The Patriots were apparently convinced by the numbers and the film, as they made a relatively rich investment in a would-be backup quarterback, just one year after spending their first-round pick on Alabama national champ Mac Jones.

(AP Photo/Steven Senne)

While the fourth round isn’t exactly the pinnacle of the quarterback marketplace, it was still a noteworthy spot for Zappe to land in New England. Zappe’s tape left a lot to question about raw arm strength, and an awkward throwing motion that would likely make tighter window throws down the field extra difficult. The throwing motion was at least fixable, though, and you can make adjustments for a quarterback with a less-than-ideal arm, as the football intelligence and decision-making were likely too tempting to ignore, especially from a backup standpoint.

Zappe has been thrown into the fire as a rookie, as injuries to both Jones and veteran Brian Hoyer forced the former third-stringer into action. Playing in three games and starting two, Zappe was able to win both starts, and barely lost in overtime to the Green Bay Packers at Lambeau Field after being thrust into the lineup for the injured Hoyer.

During his limited playing time, Zappe has been the highest-rated rookie signal-caller in the league with a quarterback rating of 111.4, averaging a 72.9 completion percentage, and tossing four touchdowns to just one interception. While those aren’t the same gaudy numbers he put up in college, it’s impressive that he’s been able to come in and win right away, and speaks to his ability to pick things up quickly in a complicated offense.
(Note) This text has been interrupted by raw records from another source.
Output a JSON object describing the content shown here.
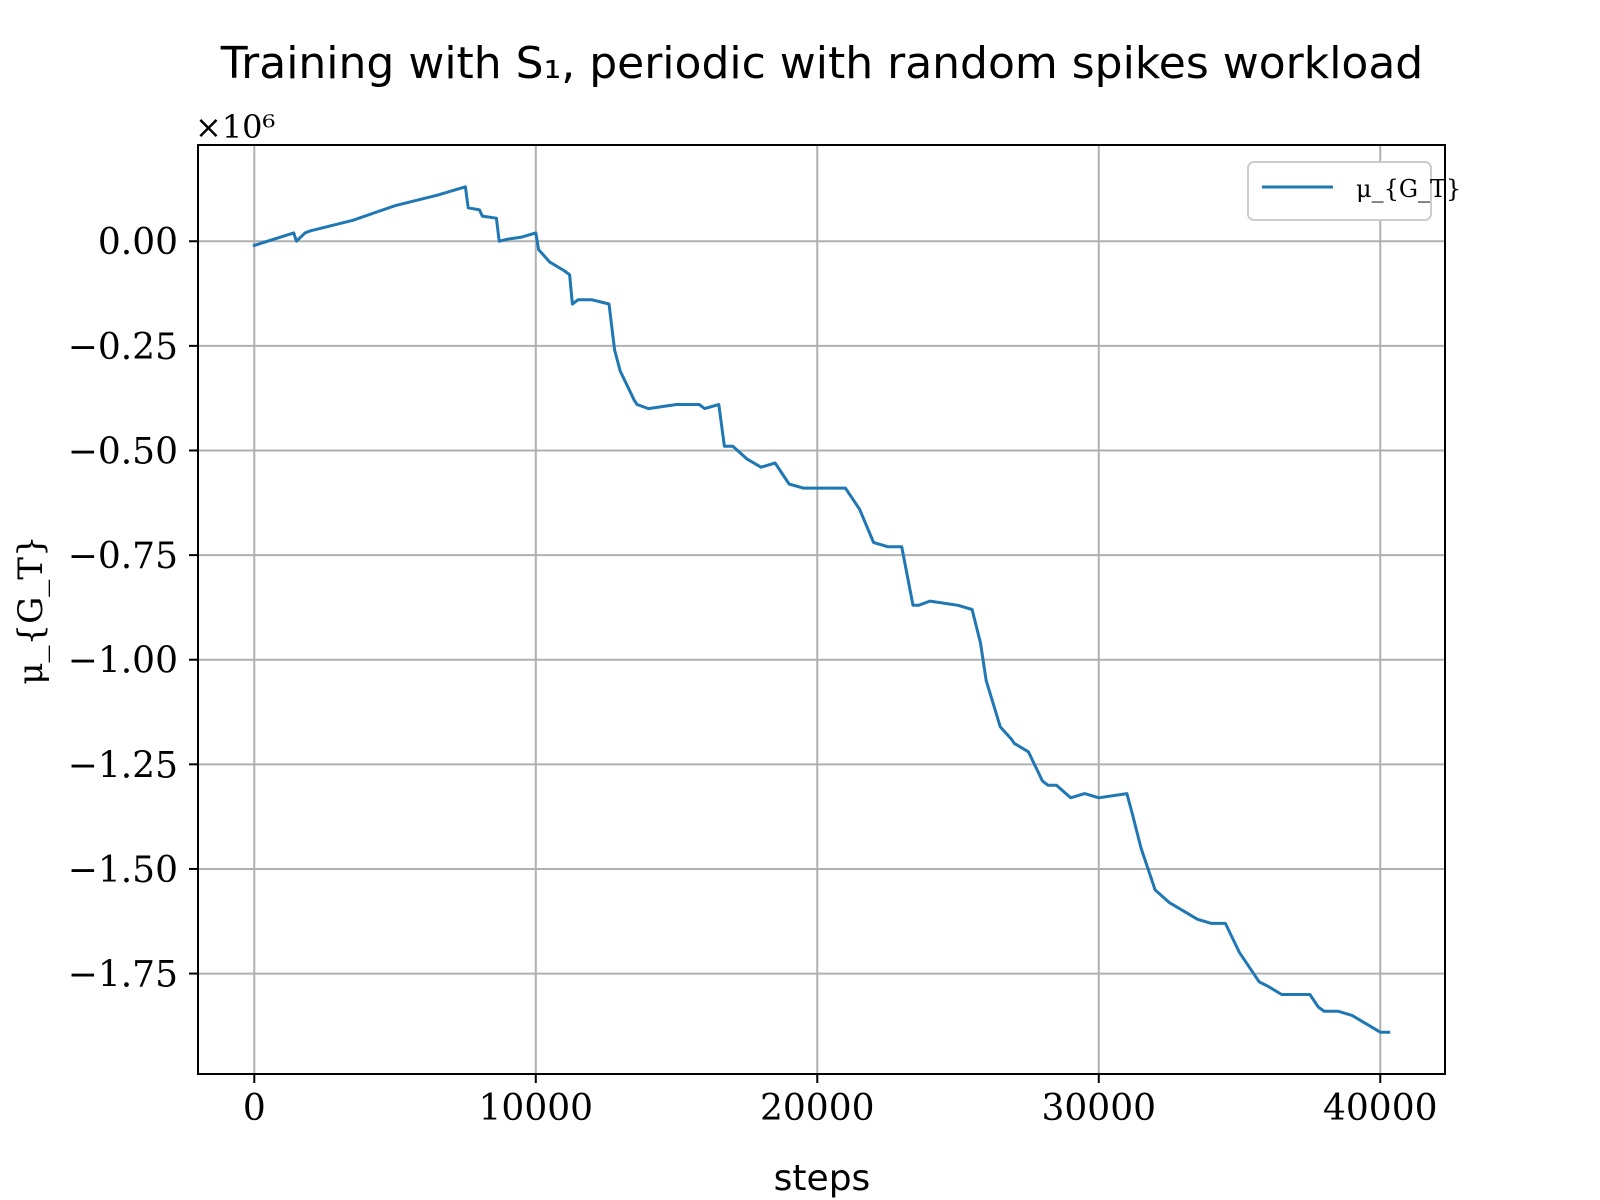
{
  "chart_data": {
    "type": "line",
    "title": "Training with S₁, periodic with random spikes workload",
    "xlabel": "steps",
    "ylabel": "μ_{G_T}",
    "y_multiplier": "×10⁶",
    "xlim": [
      -2000,
      42300
    ],
    "ylim": [
      -1.99,
      0.23
    ],
    "grid": true,
    "legend_position": "top-right",
    "x_ticks": [
      0,
      10000,
      20000,
      30000,
      40000
    ],
    "x_tick_labels": [
      "0",
      "10000",
      "20000",
      "30000",
      "40000"
    ],
    "y_ticks": [
      0.0,
      -0.25,
      -0.5,
      -0.75,
      -1.0,
      -1.25,
      -1.5,
      -1.75
    ],
    "y_tick_labels": [
      "0.00",
      "−0.25",
      "−0.50",
      "−0.75",
      "−1.00",
      "−1.25",
      "−1.50",
      "−1.75"
    ],
    "series": [
      {
        "name": "μ_{G_T}",
        "color": "#1f77b4",
        "x": [
          0,
          1400,
          1500,
          1800,
          2000,
          3500,
          5000,
          6500,
          7500,
          7600,
          8000,
          8100,
          8600,
          8700,
          9000,
          9500,
          10000,
          10100,
          10500,
          11000,
          11200,
          11300,
          11500,
          11700,
          12000,
          12600,
          12800,
          13000,
          13500,
          13600,
          14000,
          15000,
          15800,
          16000,
          16500,
          16700,
          17000,
          17500,
          18000,
          18500,
          19000,
          19500,
          20000,
          20500,
          21000,
          21500,
          22000,
          22500,
          23000,
          23400,
          23600,
          24000,
          25000,
          25500,
          25800,
          26000,
          26500,
          26900,
          27000,
          27500,
          28000,
          28200,
          28500,
          29000,
          29500,
          30000,
          31000,
          31200,
          31500,
          32000,
          32500,
          33000,
          33500,
          34000,
          34500,
          35000,
          35500,
          35700,
          36000,
          36500,
          37000,
          37500,
          37800,
          38000,
          38500,
          39000,
          39500,
          40000,
          40300
        ],
        "y": [
          -0.01,
          0.02,
          0.0,
          0.02,
          0.025,
          0.05,
          0.085,
          0.11,
          0.13,
          0.08,
          0.075,
          0.06,
          0.055,
          0.0,
          0.005,
          0.01,
          0.02,
          -0.02,
          -0.05,
          -0.07,
          -0.08,
          -0.15,
          -0.14,
          -0.14,
          -0.14,
          -0.15,
          -0.26,
          -0.31,
          -0.38,
          -0.39,
          -0.4,
          -0.39,
          -0.39,
          -0.4,
          -0.39,
          -0.49,
          -0.49,
          -0.52,
          -0.54,
          -0.53,
          -0.58,
          -0.59,
          -0.59,
          -0.59,
          -0.59,
          -0.64,
          -0.72,
          -0.73,
          -0.73,
          -0.87,
          -0.87,
          -0.86,
          -0.87,
          -0.88,
          -0.96,
          -1.05,
          -1.16,
          -1.19,
          -1.2,
          -1.22,
          -1.29,
          -1.3,
          -1.3,
          -1.33,
          -1.32,
          -1.33,
          -1.32,
          -1.37,
          -1.45,
          -1.55,
          -1.58,
          -1.6,
          -1.62,
          -1.63,
          -1.63,
          -1.7,
          -1.75,
          -1.77,
          -1.78,
          -1.8,
          -1.8,
          -1.8,
          -1.83,
          -1.84,
          -1.84,
          -1.85,
          -1.87,
          -1.89,
          -1.89
        ]
      }
    ]
  }
}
While it seems highly unlikely that Zappe will remain the starter once Jones gets back to full strength, it is hard not to think he should have been taken much earlier in the draft, as the tape shows a lot of his skills from college have quickly translated well to the next level.

Hopefully, he’ll be able to develop and grow further in New England before ultimately getting a well-deserved shot at a starting job elsewhere.